The importance between determining the proper use of the x and y axis can be seen in the following example. It is interesting to see how one small change can completely alter the message behind climate change: the first graph depicts a steady increase in temperature, while the second graph shows no increase over many years.
Questions:
In a time when stories form so rapidly and so many parties are involved (people, social networks, publishers, content distributors, etc.), who gets to decide what is real? How do we identify information that is tinted, incomplete, or manipulative that may support someone else’s agenda?
2. The Principle of Proportional Ink:
The principle of proportional ink discusses how many forms of data visualization use shaded areas to represent data values. To avoid misleading viewers, it is important that the size of the shaded areas in graphs are directly proportional to the value itself. Although the principle of proportional ink rule applies to bar charts, it does not apply to line graphs as the amount of ink is not used to indicate the magnitude of a variable. Instead, a line chart should be scaled so as to make the position of each point maximally informative. The article highlights several instances where this principle is violated, especially with the use of 3D.

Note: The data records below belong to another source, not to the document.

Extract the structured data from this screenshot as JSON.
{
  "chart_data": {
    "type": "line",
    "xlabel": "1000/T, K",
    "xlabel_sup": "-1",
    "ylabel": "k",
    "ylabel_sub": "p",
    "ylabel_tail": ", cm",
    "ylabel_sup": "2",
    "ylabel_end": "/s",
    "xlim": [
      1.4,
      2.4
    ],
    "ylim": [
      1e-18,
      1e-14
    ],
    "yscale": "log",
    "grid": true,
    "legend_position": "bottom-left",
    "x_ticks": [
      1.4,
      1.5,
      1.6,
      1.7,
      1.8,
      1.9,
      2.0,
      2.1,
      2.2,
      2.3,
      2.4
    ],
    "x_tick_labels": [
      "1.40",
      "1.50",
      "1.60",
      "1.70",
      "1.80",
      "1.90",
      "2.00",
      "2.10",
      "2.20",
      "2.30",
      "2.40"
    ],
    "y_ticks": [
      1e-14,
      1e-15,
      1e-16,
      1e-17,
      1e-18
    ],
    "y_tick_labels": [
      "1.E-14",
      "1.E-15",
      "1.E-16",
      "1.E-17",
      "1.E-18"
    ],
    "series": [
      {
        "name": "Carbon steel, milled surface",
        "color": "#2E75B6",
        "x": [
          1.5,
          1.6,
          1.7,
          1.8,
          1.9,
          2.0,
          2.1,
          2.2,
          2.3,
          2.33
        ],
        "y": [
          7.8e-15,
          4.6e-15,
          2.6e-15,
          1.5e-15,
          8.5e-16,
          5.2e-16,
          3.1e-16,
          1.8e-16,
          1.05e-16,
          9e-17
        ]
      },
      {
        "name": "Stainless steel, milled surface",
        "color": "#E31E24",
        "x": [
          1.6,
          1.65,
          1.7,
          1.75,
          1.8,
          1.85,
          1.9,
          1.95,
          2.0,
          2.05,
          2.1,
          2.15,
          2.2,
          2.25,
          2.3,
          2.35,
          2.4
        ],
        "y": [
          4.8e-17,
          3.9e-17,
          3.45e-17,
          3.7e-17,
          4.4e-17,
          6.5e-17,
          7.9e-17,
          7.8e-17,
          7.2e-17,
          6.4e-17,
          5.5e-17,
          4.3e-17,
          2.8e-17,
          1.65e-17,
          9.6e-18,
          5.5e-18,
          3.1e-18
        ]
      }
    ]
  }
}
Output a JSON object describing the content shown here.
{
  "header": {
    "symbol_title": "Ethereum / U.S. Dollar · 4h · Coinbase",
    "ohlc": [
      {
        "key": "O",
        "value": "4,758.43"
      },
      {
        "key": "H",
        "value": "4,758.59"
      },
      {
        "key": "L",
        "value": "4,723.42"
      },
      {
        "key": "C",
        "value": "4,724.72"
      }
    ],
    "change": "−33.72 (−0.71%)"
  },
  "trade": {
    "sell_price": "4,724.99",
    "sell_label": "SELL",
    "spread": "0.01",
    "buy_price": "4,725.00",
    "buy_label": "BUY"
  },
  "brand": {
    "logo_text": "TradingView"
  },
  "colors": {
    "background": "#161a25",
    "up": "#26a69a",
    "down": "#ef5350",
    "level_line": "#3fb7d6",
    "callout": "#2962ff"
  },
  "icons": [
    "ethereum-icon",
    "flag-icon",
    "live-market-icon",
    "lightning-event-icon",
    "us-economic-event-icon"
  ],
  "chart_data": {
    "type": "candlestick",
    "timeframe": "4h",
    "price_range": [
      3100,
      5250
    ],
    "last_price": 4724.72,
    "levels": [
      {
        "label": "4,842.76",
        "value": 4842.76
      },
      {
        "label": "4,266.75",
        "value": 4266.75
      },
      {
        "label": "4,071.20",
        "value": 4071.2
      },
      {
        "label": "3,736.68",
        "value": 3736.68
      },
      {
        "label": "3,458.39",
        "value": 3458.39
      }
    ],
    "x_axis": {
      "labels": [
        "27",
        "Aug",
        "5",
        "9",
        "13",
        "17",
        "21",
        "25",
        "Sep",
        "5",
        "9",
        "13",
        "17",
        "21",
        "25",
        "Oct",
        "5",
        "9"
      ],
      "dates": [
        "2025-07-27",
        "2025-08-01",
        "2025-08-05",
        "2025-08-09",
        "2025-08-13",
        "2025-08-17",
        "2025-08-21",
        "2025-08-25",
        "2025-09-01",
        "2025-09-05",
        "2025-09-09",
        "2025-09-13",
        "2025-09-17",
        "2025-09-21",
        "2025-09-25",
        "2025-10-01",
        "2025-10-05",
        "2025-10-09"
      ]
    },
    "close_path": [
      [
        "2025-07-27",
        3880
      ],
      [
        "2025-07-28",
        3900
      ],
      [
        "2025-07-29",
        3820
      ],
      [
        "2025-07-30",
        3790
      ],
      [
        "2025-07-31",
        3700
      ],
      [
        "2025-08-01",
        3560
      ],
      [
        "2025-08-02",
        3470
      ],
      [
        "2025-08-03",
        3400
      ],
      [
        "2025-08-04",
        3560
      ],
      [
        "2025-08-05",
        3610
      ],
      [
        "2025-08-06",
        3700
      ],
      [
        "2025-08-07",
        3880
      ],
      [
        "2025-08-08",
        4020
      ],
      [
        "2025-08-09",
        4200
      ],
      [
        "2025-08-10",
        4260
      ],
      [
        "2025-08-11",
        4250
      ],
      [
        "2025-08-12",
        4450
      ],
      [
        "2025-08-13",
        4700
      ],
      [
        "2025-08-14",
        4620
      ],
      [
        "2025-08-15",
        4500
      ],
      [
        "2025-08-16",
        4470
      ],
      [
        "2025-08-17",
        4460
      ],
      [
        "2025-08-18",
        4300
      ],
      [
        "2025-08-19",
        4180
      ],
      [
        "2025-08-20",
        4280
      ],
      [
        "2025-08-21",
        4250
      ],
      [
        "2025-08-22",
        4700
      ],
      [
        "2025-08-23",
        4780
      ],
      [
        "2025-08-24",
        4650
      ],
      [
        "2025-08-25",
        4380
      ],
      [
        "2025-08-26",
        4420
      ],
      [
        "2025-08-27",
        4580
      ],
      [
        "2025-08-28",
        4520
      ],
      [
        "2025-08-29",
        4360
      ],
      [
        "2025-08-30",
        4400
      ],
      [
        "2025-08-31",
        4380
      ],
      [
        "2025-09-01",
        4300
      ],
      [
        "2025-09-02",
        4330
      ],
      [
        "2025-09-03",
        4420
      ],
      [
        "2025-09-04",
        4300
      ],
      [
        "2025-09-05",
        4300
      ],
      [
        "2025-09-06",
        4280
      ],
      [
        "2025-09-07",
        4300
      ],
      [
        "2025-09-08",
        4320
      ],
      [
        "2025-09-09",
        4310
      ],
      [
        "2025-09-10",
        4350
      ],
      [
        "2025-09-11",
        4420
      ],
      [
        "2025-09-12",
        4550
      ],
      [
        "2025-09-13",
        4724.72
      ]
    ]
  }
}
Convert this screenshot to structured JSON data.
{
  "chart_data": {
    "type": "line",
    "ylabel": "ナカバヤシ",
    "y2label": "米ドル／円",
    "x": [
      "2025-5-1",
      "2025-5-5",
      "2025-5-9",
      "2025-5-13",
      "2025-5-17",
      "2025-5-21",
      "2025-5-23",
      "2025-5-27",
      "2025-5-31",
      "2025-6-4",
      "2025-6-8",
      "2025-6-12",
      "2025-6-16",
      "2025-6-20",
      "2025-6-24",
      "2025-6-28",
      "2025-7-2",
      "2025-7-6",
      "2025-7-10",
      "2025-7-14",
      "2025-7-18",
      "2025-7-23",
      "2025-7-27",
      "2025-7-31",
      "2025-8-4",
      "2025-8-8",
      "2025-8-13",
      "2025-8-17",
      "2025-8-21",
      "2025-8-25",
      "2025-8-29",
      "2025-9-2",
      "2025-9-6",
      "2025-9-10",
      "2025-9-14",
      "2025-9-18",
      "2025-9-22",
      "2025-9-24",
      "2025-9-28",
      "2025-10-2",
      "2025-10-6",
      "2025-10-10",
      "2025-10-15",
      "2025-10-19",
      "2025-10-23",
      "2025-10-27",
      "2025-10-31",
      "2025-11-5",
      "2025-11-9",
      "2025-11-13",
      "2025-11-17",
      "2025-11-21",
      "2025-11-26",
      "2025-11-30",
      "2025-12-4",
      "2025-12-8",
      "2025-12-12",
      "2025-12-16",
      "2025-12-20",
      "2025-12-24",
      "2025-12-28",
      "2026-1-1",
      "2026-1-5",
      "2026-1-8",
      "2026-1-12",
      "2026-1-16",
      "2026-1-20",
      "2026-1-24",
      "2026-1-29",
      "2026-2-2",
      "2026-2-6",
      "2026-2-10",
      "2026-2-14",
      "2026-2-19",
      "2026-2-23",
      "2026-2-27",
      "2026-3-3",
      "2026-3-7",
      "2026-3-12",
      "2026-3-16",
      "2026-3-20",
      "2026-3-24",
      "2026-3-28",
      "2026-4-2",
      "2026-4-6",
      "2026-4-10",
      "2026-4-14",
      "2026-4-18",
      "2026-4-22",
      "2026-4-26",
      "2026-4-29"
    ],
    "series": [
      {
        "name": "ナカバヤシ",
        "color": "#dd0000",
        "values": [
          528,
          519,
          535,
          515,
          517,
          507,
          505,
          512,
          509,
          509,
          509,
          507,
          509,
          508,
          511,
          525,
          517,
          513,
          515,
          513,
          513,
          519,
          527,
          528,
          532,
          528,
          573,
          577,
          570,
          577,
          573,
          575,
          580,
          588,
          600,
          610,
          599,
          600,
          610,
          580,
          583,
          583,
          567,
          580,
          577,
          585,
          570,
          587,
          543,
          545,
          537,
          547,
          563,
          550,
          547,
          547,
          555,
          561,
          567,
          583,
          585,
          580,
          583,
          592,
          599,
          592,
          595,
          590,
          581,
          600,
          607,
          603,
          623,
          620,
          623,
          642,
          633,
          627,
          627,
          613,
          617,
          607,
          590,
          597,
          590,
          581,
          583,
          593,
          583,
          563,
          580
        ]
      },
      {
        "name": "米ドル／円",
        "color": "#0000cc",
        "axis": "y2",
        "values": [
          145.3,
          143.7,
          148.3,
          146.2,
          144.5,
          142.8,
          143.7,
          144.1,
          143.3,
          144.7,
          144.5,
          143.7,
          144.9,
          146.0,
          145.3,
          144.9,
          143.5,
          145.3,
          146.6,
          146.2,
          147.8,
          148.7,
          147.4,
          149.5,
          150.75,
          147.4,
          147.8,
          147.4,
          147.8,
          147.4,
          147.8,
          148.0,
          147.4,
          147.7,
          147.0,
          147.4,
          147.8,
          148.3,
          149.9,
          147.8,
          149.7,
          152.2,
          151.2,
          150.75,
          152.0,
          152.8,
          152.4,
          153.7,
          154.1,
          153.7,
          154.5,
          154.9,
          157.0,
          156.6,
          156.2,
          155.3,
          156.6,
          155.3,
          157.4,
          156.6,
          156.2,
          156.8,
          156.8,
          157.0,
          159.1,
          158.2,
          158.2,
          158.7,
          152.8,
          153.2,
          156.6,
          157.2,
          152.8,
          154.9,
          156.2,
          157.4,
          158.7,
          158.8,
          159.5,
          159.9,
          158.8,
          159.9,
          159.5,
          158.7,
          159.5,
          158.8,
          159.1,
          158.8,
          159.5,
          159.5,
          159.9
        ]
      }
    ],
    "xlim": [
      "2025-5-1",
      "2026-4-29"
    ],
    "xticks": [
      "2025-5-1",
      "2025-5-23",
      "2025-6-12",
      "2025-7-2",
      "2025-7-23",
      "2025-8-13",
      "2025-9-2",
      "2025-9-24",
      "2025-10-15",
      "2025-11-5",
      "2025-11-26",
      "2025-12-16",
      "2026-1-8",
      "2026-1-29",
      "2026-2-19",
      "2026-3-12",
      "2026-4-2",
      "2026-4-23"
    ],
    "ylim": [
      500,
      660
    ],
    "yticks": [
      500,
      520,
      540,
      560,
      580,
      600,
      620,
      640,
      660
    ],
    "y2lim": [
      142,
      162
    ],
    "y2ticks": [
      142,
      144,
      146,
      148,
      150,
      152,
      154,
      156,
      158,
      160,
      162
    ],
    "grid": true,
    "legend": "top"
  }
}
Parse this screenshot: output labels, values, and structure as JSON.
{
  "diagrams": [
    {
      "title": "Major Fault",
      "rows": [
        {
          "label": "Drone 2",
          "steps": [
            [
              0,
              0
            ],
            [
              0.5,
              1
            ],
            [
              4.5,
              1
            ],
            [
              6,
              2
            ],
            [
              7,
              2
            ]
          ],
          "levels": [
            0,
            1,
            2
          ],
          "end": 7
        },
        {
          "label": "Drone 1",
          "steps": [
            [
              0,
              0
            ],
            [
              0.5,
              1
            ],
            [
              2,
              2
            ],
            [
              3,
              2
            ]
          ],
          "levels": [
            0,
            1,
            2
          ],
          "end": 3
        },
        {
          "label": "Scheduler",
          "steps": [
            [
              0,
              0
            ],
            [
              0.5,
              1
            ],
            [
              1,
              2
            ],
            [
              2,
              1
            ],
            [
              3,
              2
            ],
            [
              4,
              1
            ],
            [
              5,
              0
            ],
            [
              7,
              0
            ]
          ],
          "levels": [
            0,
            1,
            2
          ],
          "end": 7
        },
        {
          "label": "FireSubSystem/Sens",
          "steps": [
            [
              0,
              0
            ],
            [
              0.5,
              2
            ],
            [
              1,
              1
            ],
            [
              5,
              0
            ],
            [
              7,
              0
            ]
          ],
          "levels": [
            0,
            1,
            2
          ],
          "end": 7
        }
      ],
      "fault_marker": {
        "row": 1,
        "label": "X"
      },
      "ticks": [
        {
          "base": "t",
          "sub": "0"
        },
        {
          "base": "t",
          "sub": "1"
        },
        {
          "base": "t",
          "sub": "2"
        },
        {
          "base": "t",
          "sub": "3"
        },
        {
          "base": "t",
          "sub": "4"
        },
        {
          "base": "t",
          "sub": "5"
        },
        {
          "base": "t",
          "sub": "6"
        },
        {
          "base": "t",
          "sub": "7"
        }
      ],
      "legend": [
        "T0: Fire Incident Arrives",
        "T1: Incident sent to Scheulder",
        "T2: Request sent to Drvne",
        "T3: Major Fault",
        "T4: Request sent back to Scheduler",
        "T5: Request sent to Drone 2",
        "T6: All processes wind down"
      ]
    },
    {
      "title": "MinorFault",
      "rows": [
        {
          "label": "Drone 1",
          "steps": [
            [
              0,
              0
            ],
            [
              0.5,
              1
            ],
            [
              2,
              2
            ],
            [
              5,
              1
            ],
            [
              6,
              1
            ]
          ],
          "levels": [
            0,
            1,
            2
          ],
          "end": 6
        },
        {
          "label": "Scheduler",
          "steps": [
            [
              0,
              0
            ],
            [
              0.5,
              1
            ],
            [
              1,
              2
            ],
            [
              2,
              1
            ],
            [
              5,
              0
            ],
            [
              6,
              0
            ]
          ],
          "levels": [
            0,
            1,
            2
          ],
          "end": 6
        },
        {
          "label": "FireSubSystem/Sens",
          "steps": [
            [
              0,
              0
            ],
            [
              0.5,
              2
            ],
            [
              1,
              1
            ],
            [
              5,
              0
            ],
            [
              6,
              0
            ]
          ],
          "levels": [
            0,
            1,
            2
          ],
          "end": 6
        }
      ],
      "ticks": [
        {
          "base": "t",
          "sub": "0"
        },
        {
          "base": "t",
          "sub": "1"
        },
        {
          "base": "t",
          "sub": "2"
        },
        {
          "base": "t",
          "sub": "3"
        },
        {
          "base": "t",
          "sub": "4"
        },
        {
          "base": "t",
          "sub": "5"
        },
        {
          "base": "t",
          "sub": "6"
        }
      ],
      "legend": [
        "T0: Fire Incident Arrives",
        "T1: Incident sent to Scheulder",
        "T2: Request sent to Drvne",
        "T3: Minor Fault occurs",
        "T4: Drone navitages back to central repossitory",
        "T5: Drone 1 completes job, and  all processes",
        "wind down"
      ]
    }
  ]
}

By looking at multiple examples of poorly used 3D graphs, I agree that many 3D graphs are more difficult to interpret than 2D graphs because the angle that the graph is shown can make it difficult to correctly see the length or size of each bar. The sizes of some bars are fully visible, whereas the sizes of other bars are partially obscured. The 3D characteristics serve no additional purpose other than to impress the viewer.
Questions:
The article mentions 3D graphs serving a purpose when they are used to display values associated with a pair of independent variables, when are other instances that 3D graphs would be useful?
3. What Makes Bad Data Bad:
This article examines the “badness” of data, broken down into three main topics: substantive, aesthetics, and perception. The author provides both good and bad examples of visualizations in order to develop good taste-based judgements on how to represent graphics.
I agree with Tufte’s message that “complex ideas communicated with clarity, precision, and efficiency is that which gives to the viewer the greatest number of ideas in the shortest time.” Simple graphics that speak for themselves are most powerful, but most difficult to portray because of the careful balance between the data and the aesthetics. Perception, which lives in the gap between data and aesthetics, is one of the most difficult forms of “badness” to solve by the application of good taste or following the general rule to maximize data-to-ink ratio because we have to take into consideration colour, edges, contrast, relationships between data and how to represent them in a way that stays true to the fact we want to show.
Questions:
How do we make our data visualization distinct and memorable from one another?
How do we stay neutral in our style of representing data so as to not impose our own biases?